Um dos meus objetivos é que, pelo menos uma vez por ano, nós consigamos relembrar as pessoas dos objetivos globais, analisar o que já foi feito, como estamos nos saindo e cobrar os governos. Nesse sentido, Chris Martin e sua banda, o Coldplay, junto com a Global Citizen, se comprometeram a fazer 15 shows nos próximos 15 anos – sempre nessa época, em setembro – para chamar a atenção das pessoas para esses problemas. Também temos uma série de atividades como a “Maior Aula do Mundo”, um plano de aulas universal que contemple as metas e possa ser usado por professores ao abordar o tema em aula.

Qual a importância do Brasil em um projeto como esse?

O Brasil representa os países em desenvolvimento que tentam cumprir suas metas, incluindo o aspecto ambiental, que nem países desenvolvidos fazem. Ou seja, o Brasil está muito envolvido.

Em 2000 a ONU lançou os 8 Objetivos do Milênio. O senhor acha que a falta de iniciativas como a sua, de divulgação popular, contribuiu para eles não serem cumpridos em muitos casos?

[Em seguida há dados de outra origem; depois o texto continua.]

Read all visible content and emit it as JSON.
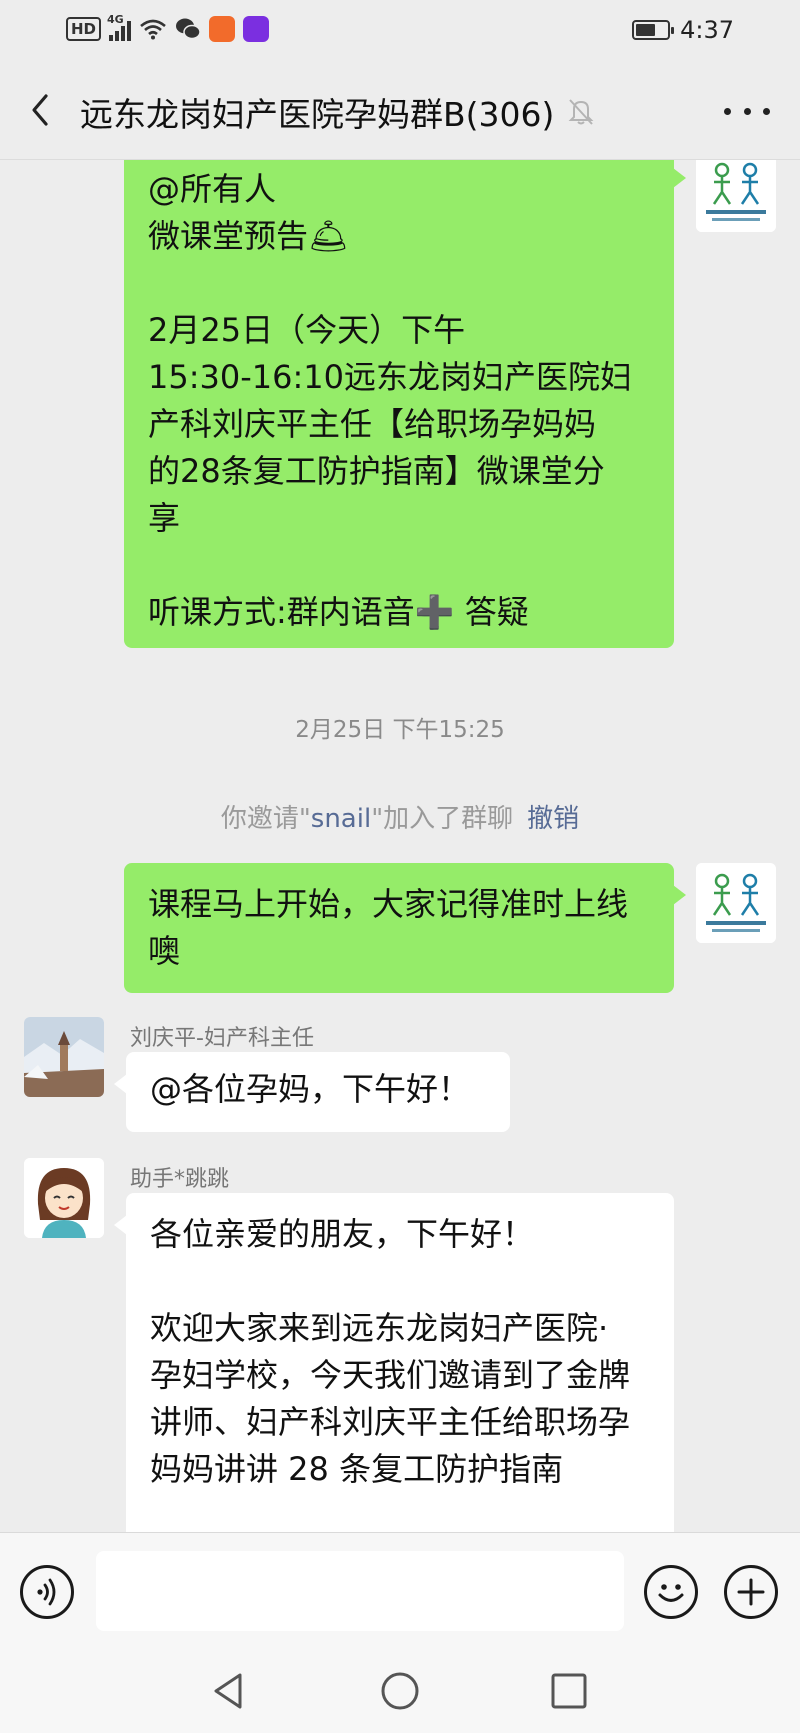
{
  "status_bar": {
    "hd": "HD",
    "network": "4G",
    "time": "4:37",
    "battery_level": 0.6
  },
  "header": {
    "title": "远东龙岗妇产医院孕妈群B(306)"
  },
  "messages": {
    "m1": "@所有人\n微课堂预告🛎\n\n2月25日（今天）下午\n15:30-16:10远东龙岗妇产医院妇\n产科刘庆平主任【给职场孕妈妈\n的28条复工防护指南】微课堂分\n享\n\n听课方式:群内语音➕ 答疑",
    "time_separator": "2月25日 下午15:25",
    "sys_prefix": "你邀请\"",
    "sys_name": "snail",
    "sys_suffix": "\"加入了群聊",
    "sys_undo": "撤销",
    "m2": "课程马上开始，大家记得准时上线\n噢",
    "m3_sender": "刘庆平-妇产科主任",
    "m3": "@各位孕妈，下午好！",
    "m4_sender": "助手*跳跳",
    "m4": "各位亲爱的朋友，下午好！\n\n欢迎大家来到远东龙岗妇产医院·\n孕妇学校，今天我们邀请到了金牌\n讲师、妇产科刘庆平主任给职场孕\n妈妈讲讲 28 条复工防护指南"
  },
  "colors": {
    "sent_bubble": "#95ec69",
    "received_bubble": "#ffffff",
    "background": "#ededed",
    "link": "#576b95"
  },
  "icons": {
    "back": "chevron-left-icon",
    "mute": "bell-off-icon",
    "more": "more-dots-icon",
    "voice": "voice-icon",
    "emoji": "emoji-icon",
    "plus": "plus-icon"
  }
}
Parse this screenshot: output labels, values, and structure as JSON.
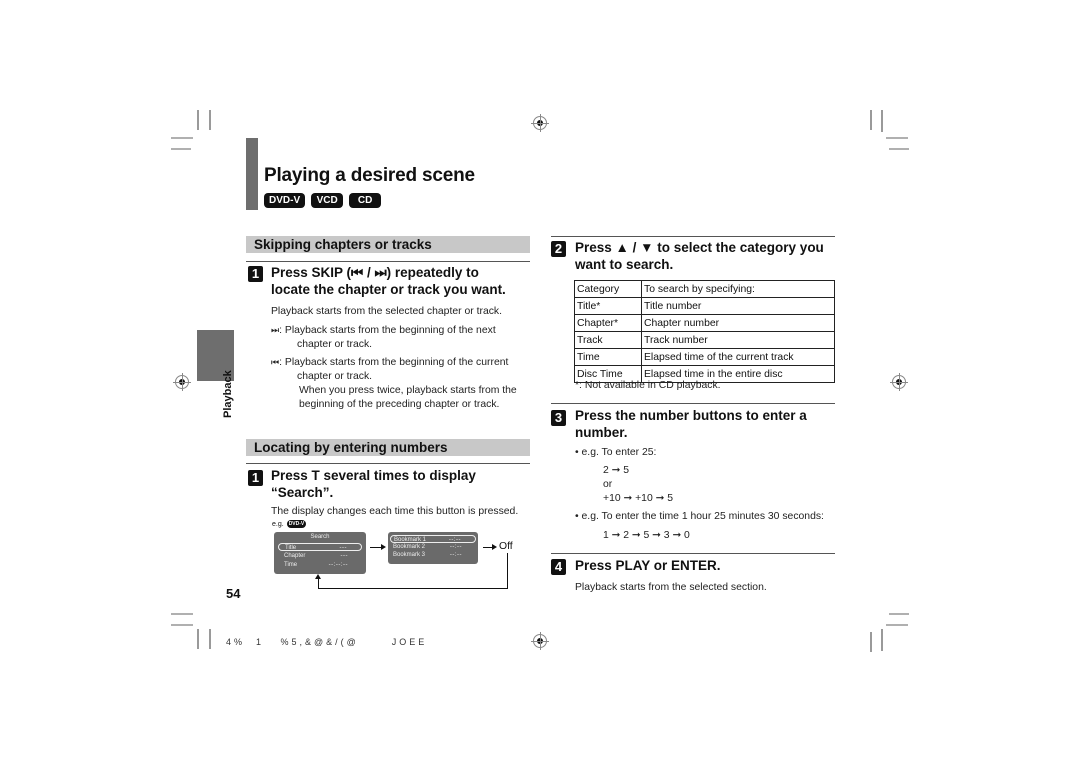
{
  "page": {
    "title": "Playing a desired scene",
    "badges": [
      "DVD-V",
      "VCD",
      "CD"
    ],
    "side_tab_label": "Playback",
    "page_number": "54",
    "footer_code": "4%  1   %5,&@&/(@      JOEE"
  },
  "skipping": {
    "header": "Skipping chapters or tracks",
    "step1": {
      "number": "1",
      "title_line1": "Press SKIP (⏮ / ⏭) repeatedly to",
      "title_line2": "locate the chapter or track you want.",
      "desc": "Playback starts from the selected chapter or track.",
      "next_icon": "⏭",
      "next_line1": ": Playback starts from the beginning of the next",
      "next_line2": "chapter or track.",
      "prev_icon": "⏮",
      "prev_line1": ": Playback starts from the beginning of the current",
      "prev_line2": "chapter or track.",
      "twice_line1": "When you press twice, playback starts from the",
      "twice_line2": "beginning of the preceding chapter or track."
    }
  },
  "locating": {
    "header": "Locating by entering numbers",
    "step1": {
      "number": "1",
      "title_line1": "Press T several times to display",
      "title_line2": "“Search”.",
      "desc": "The display changes each time this button is pressed.",
      "eg_label": "e.g.",
      "eg_badge": "DVD-V",
      "search_osd": {
        "title": "Search",
        "rows": [
          {
            "label": "Title",
            "value": "---",
            "selected": true
          },
          {
            "label": "Chapter",
            "value": "---",
            "selected": false
          },
          {
            "label": "Time",
            "value": "--:--:--",
            "selected": false
          }
        ]
      },
      "bookmark_osd": {
        "rows": [
          {
            "label": "Bookmark 1",
            "value": "--:--",
            "selected": true
          },
          {
            "label": "Bookmark 2",
            "value": "--:--",
            "selected": false
          },
          {
            "label": "Bookmark 3",
            "value": "--:--",
            "selected": false
          }
        ]
      },
      "off_label": "Off"
    },
    "step2": {
      "number": "2",
      "title_line1": "Press ▲ / ▼ to select the category you",
      "title_line2": "want to search.",
      "table": {
        "headers": [
          "Category",
          "To search by specifying:"
        ],
        "rows": [
          [
            "Title*",
            "Title number"
          ],
          [
            "Chapter*",
            "Chapter number"
          ],
          [
            "Track",
            "Track number"
          ],
          [
            "Time",
            "Elapsed time of the current track"
          ],
          [
            "Disc Time",
            "Elapsed time in the entire disc"
          ]
        ]
      },
      "footnote": "*: Not available in CD playback."
    },
    "step3": {
      "number": "3",
      "title_line1": "Press the number buttons to enter a",
      "title_line2": "number.",
      "eg1": "• e.g. To enter 25:",
      "eg1_seq1": "2 ➞ 5",
      "eg1_or": "or",
      "eg1_seq2": "+10 ➞ +10 ➞ 5",
      "eg2": "• e.g. To enter the time 1 hour 25 minutes 30 seconds:",
      "eg2_seq": "1 ➞ 2 ➞ 5 ➞ 3 ➞ 0"
    },
    "step4": {
      "number": "4",
      "title": "Press PLAY or ENTER.",
      "desc": "Playback starts from the selected section."
    }
  }
}
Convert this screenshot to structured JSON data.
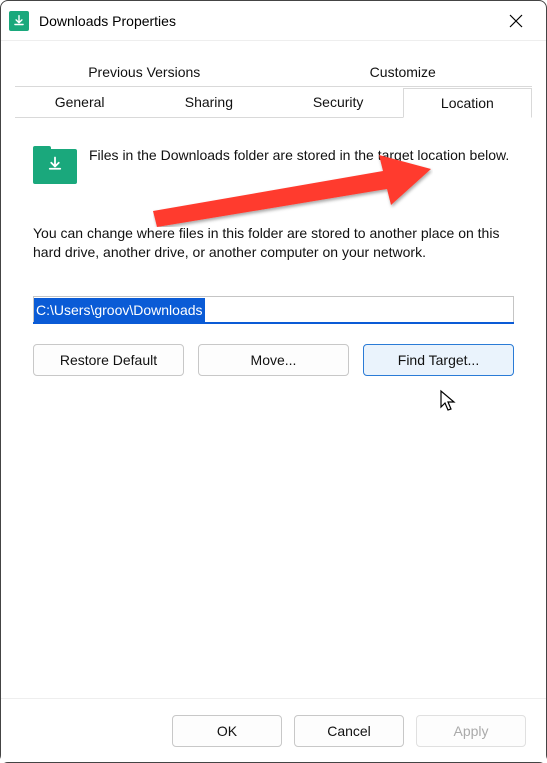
{
  "window": {
    "title": "Downloads Properties"
  },
  "tabs": {
    "row1": [
      "Previous Versions",
      "Customize"
    ],
    "row2": [
      "General",
      "Sharing",
      "Security",
      "Location"
    ],
    "active": "Location"
  },
  "location": {
    "info": "Files in the Downloads folder are stored in the target location below.",
    "description": "You can change where files in this folder are stored to another place on this hard drive, another drive, or another computer on your network.",
    "path": "C:\\Users\\groov\\Downloads",
    "buttons": {
      "restore": "Restore Default",
      "move": "Move...",
      "find": "Find Target..."
    }
  },
  "dialog": {
    "ok": "OK",
    "cancel": "Cancel",
    "apply": "Apply"
  },
  "icons": {
    "app": "download-folder",
    "close": "close"
  }
}
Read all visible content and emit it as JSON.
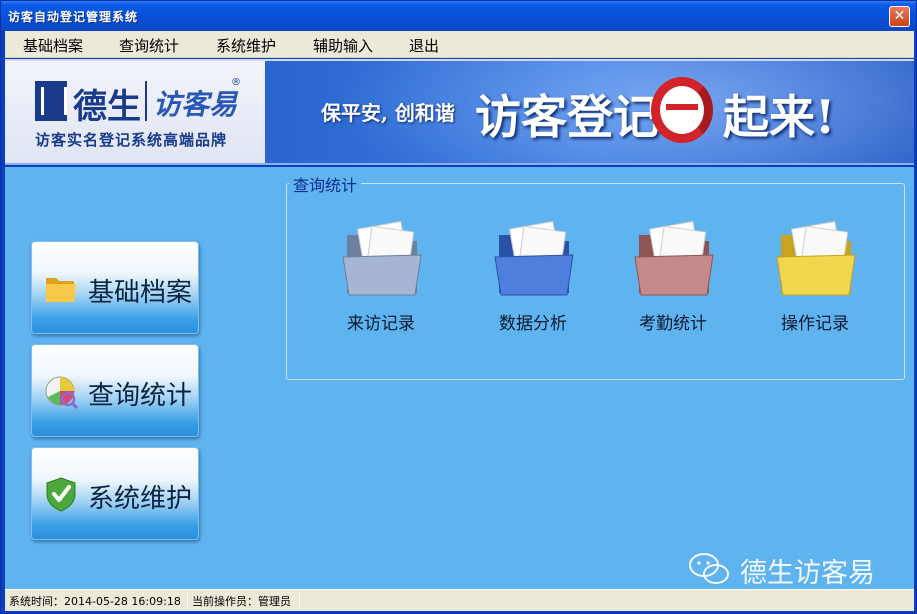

Foi justamente por essa necessidade de divulgação que eu iniciei o Project Everyone. Amina J. Mohammed, conselheira do secretário-geral da ONU, Ban Ki-moon, na criação do Plano de Desenvolvimento Pós-2015, me disse o quanto é importante que as metas sejam conhecidas para que ações sejam planejadas. Então, a ideia de que as pessoas tenham consciência dos objetivos globais desde o primeiro momento foi o meu argumento inicial para criar a iniciativa.